There is always possibility of making a clone of one of those rifles.I has been done and few were presented here with very good response.
Finding random parts is part of it. Doing it well probably starts with hours of reading good reference material to understand what kind of parts you are actually looking for - which kind went with which, how they were mounted or installed, etc. Which scope went with which version that used which type of mount at what time. The milsurps.com library has some useful stuff regarding Lee Enfields and some others. Gotta start by picking who's sniper rifle from what era are you going to clone... an American Civil War Whitworth, a Winchester P14 from WWI or a British No. 4 (T) from WWII, a USA Remington from Vietnam conflict or a Russian, a Bosnian, a Chinese and so on.

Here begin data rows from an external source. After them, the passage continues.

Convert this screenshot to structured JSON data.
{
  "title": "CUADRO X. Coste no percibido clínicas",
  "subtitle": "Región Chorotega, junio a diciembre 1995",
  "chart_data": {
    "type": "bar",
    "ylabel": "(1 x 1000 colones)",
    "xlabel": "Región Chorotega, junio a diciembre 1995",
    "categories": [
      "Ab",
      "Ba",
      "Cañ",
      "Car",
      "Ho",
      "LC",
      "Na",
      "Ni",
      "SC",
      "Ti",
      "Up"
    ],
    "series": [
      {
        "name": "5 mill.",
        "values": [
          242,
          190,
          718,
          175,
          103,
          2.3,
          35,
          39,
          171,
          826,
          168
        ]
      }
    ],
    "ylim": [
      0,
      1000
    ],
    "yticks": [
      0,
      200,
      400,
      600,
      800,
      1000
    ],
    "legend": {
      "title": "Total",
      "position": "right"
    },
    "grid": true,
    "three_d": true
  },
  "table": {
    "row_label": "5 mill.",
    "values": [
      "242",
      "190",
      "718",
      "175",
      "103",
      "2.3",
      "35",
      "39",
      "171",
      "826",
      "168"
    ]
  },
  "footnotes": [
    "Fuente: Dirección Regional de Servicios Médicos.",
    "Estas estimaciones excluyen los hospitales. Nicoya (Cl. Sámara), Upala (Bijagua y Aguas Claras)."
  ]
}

an American Civil War Whitworth
Good luck with that. The example recently shown by Ian McCullum in 'Forgotten Weapons' was sold at Rock Island Arsenal auctions for USD$161,000.
I grabbed up a PEM M39 last year, has only the vaguest historical influence but was really well done and shoots great. I can even reproduce the Finn’s D166 round with Lapua components. Good fun if not cheap.
Lol, you forgot the preceding sentence: “first you gotta choose what rifle you’re gonna clone...”.Pedersoli makes a credible reproduction. Could also do a Sharps.